Coronavirus is the great equalizer, but it's not enough

Israel’s adversaries are watching as the country constantly fails to grasp the health crisis and health restrictions and regulations swing back and forth.

Coronavirus face masks in the pattern of the Israeli flag (photo credit: NINA BRODER)
Coronavirus face masks in the pattern of the Israeli flag
(photo credit: NINA BRODER)
Coronavirus is the great equalizer. It does not distinguish between wealth, race, gender, sex or any of society’s other great dividers.
The best example for this was highlighted with Friday morning’s stunning news that President Donald Trump and First Lady Melania Trump had both been infected by the virus.
There is definitely irony in hearing that the man who had long dismissed the virus as a mild affliction has now been forced to hospitalize because of the same virus.
But that is not for now.
Now is the time to send best wishes and prayers for the president’s full recovery from this dastardly virus.
And while this is true for everyone who is sick, when the president of the US is hospitalized and potentially incapacitated, that is a matter of national and international security. First and foremost, it applies to the US, but it also applies to the rest of the world, especially in volatile regions like the Middle East.
What is happening right now in Israel, where world records in infections and fatalities per capita are being broken with worrying regularity is no less a national security challenge for the country than Trump’s illness is for the US.
Israel’s adversaries are watching as the country constantly fails to grasp the health crisis and health restrictions and regulations swing back and forth. They surely wonder whether the country is as strong and resilient as they had assumed it to be.
And there are problems in the way the situation continues to be managed.
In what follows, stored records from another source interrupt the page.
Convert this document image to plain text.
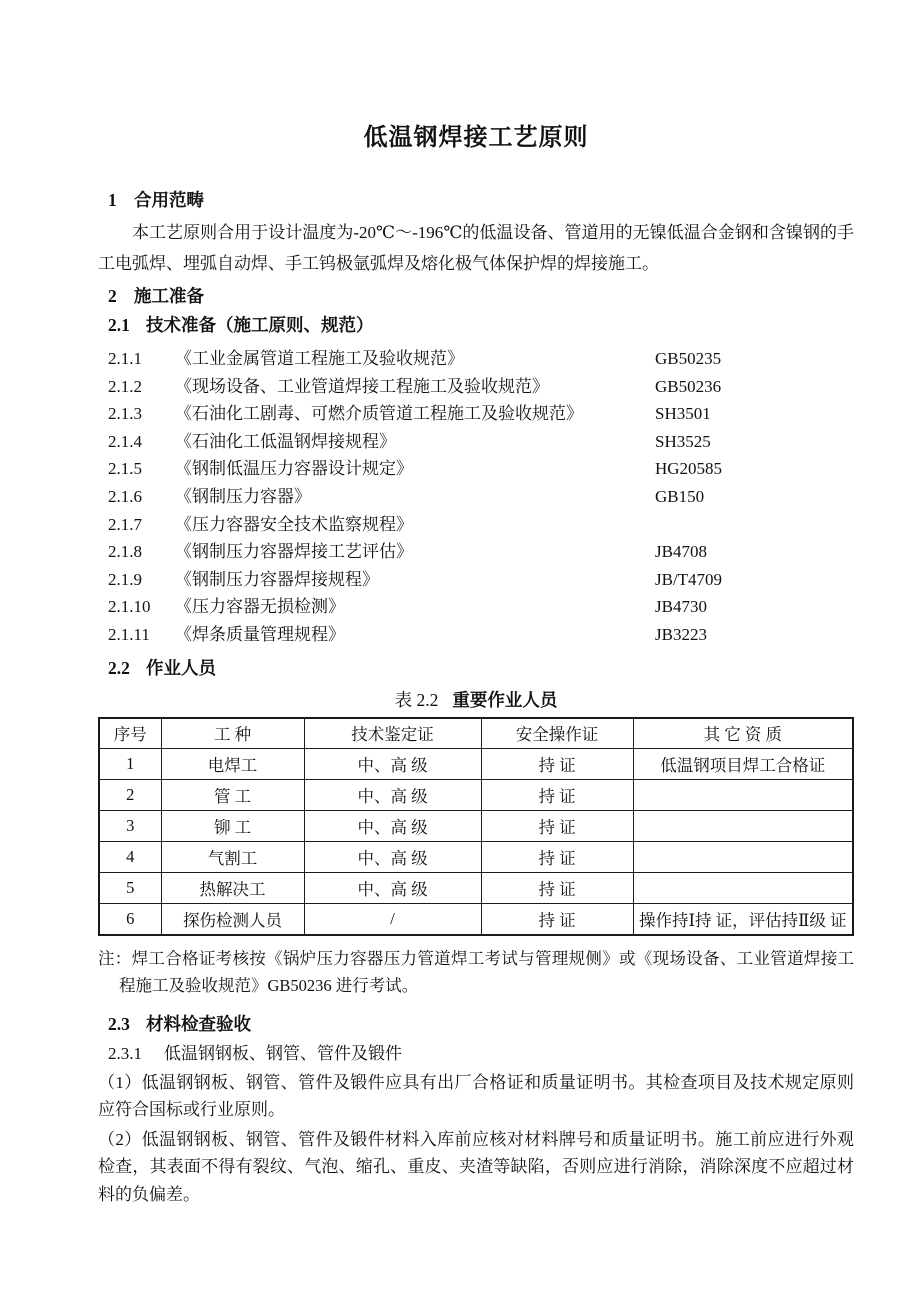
低温钢焊接工艺原则
1 合用范畴
本工艺原则合用于设计温度为-20℃～-196℃的低温设备、管道用的无镍低温合金钢和含镍钢的手工电弧焊、埋弧自动焊、手工钨极氩弧焊及熔化极气体保护焊的焊接施工。
2 施工准备
2.1 技术准备（施工原则、规范）
2.1.1	《工业金属管道工程施工及验收规范》	GB50235
2.1.2	《现场设备、工业管道焊接工程施工及验收规范》	GB50236
2.1.3	《石油化工剧毒、可燃介质管道工程施工及验收规范》	SH3501
2.1.4	《石油化工低温钢焊接规程》	SH3525
2.1.5	《钢制低温压力容器设计规定》	HG20585
2.1.6	《钢制压力容器》	GB150
2.1.7	《压力容器安全技术监察规程》
2.1.8	《钢制压力容器焊接工艺评估》	JB4708
2.1.9	《钢制压力容器焊接规程》	JB/T4709
2.1.10	《压力容器无损检测》	JB4730
2.1.11	《焊条质量管理规程》	JB3223
2.2 作业人员
表 2.2 重要作业人员
序号	工 种	技术鉴定证	安全操作证	其 它 资 质
1	电焊工	中、高 级	持 证	低温钢项目焊工合格证
2	管 工	中、高 级	持 证	
3	铆 工	中、高 级	持 证	
4	气割工	中、高 级	持 证	
5	热解决工	中、高 级	持 证	
6	探伤检测人员	/	持 证	操作持Ⅰ持 证，评估持Ⅱ级 证
注：焊工合格证考核按《锅炉压力容器压力管道焊工考试与管理规侧》或《现场设备、工业管道焊接工程施工及验收规范》GB50236 进行考试。
2.3 材料检查验收
2.3.1 低温钢钢板、钢管、管件及锻件
（1）低温钢钢板、钢管、管件及锻件应具有出厂合格证和质量证明书。其检查项目及技术规定原则应符合国标或行业原则。
（2）低温钢钢板、钢管、管件及锻件材料入库前应核对材料牌号和质量证明书。施工前应进行外观检查，其表面不得有裂纹、气泡、缩孔、重皮、夹渣等缺陷，否则应进行消除，消除深度不应超过材料的负偏差。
One example was the announcement by Public Health Director Prof. Sharon Alroy-Preis on Thursday that the government’s decision to extend restrictions to departing flights through October 14 was made to create equality. It was difficult, she said, to tell Israelis not to travel more than a kilometer from their home when “someone who has money, can buy a plane ticket and travel somewhere else.”
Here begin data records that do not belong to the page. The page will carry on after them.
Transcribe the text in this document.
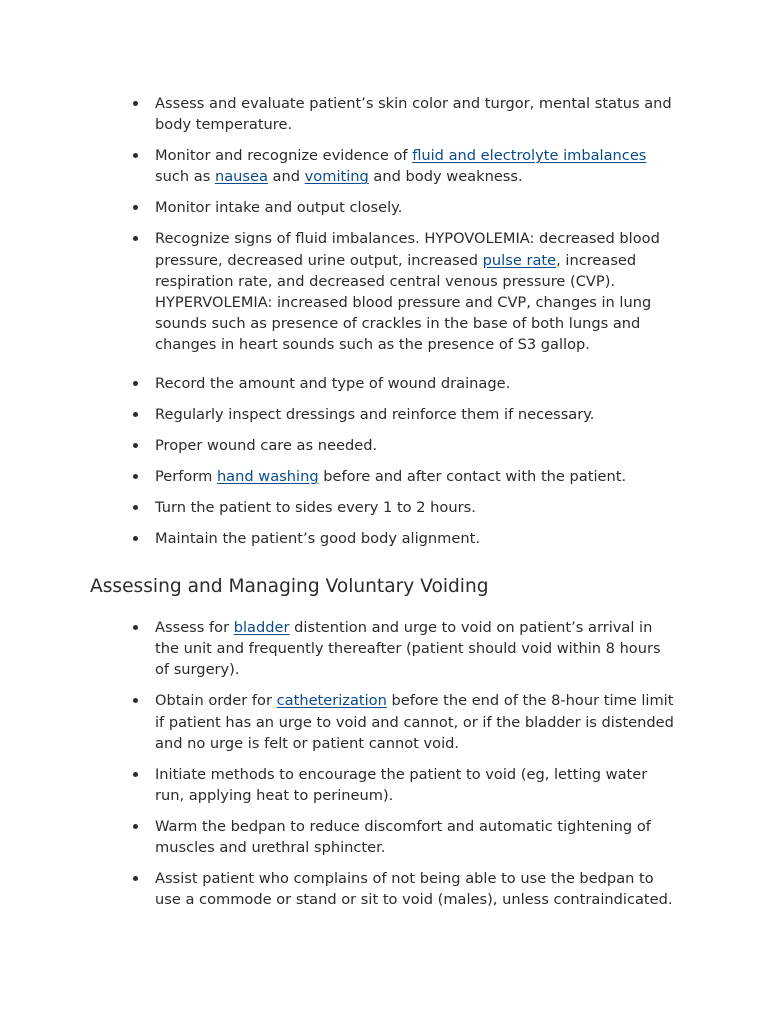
Assess and evaluate patient’s skin color and turgor, mental status and body temperature.
Monitor and recognize evidence of fluid and electrolyte imbalances such as nausea and vomiting and body weakness.
Monitor intake and output closely.
Recognize signs of fluid imbalances. HYPOVOLEMIA: decreased blood pressure, decreased urine output, increased pulse rate, increased respiration rate, and decreased central venous pressure (CVP). HYPERVOLEMIA: increased blood pressure and CVP, changes in lung sounds such as presence of crackles in the base of both lungs and changes in heart sounds such as the presence of S3 gallop.
Record the amount and type of wound drainage.
Regularly inspect dressings and reinforce them if necessary.
Proper wound care as needed.
Perform hand washing before and after contact with the patient.
Turn the patient to sides every 1 to 2 hours.
Maintain the patient’s good body alignment.
Assessing and Managing Voluntary Voiding
Assess for bladder distention and urge to void on patient’s arrival in the unit and frequently thereafter (patient should void within 8 hours of surgery).
Obtain order for catheterization before the end of the 8-hour time limit if patient has an urge to void and cannot, or if the bladder is distended and no urge is felt or patient cannot void.
Initiate methods to encourage the patient to void (eg, letting water run, applying heat to perineum).
Warm the bedpan to reduce discomfort and automatic tightening of muscles and urethral sphincter.
Assist patient who complains of not being able to use the bedpan to use a commode or stand or sit to void (males), unless contraindicated.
That comment was indeed strange.
Yes, the virus is, as mentioned, the great equalizer, but what sense does it make for the entire country to be prevented from flying abroad because there are others who cannot afford to do so? Sadly, that is the case every day even without a raging virus, and based on this logic, nobody should ever be allowed to fly abroad if there are others who don’t possess the means to do so.
And this is far from the only example. The entire lockdown in which Israel currently finds itself stems from the government’s failure weeks ago to lock down the areas with the highest infection levels.
This should have applied to ultra-Orthodox areas and communities that are now responsible for 40 percent of all infections, proportionately four times the size of the sector among the population.
Coronavirus commissioner Ronni Gamzu’s “traffic light” plan was supposed to isolate areas according to infection rates. If an area is red, it locks down, but if a nearby population center is green, it remains open.
The government, under pressure from Haredi politicians such as Shas leader Aryeh Deri and UTJ head Ya’acov Litzman failed to implement the plan and instead led us to where we are today – a nationwide lockdown.
All this makes little sense, but if equality is needed, there are other ways for the government to start attempting to create such a culture in Israel. One example concerns military service.
For more than two years, the government has failed to pass a new bill for the IDF draft. Now would be an ideal time to enact a law that requires haredi men to begin enlisting in the military just like their secular and national-religious countrymen.
If everyone needs to shoulder the burden of the lockdown, then it makes perfect sense that everyone also carry the national burden of service in the IDF, something that the haredim have historically evaded since Israel’s founding in 1948.
And just as the entire country remains in lockdown because of a high infection rate that primarily pervades the haredi sector, so too should the haredim start to properly deliver their portion of the national burden in military service, taxes, and other national obligations.
Coronavirus is the great equalizer, but to create proper equality in Israel, systemic change is a must. Now is the time to begin.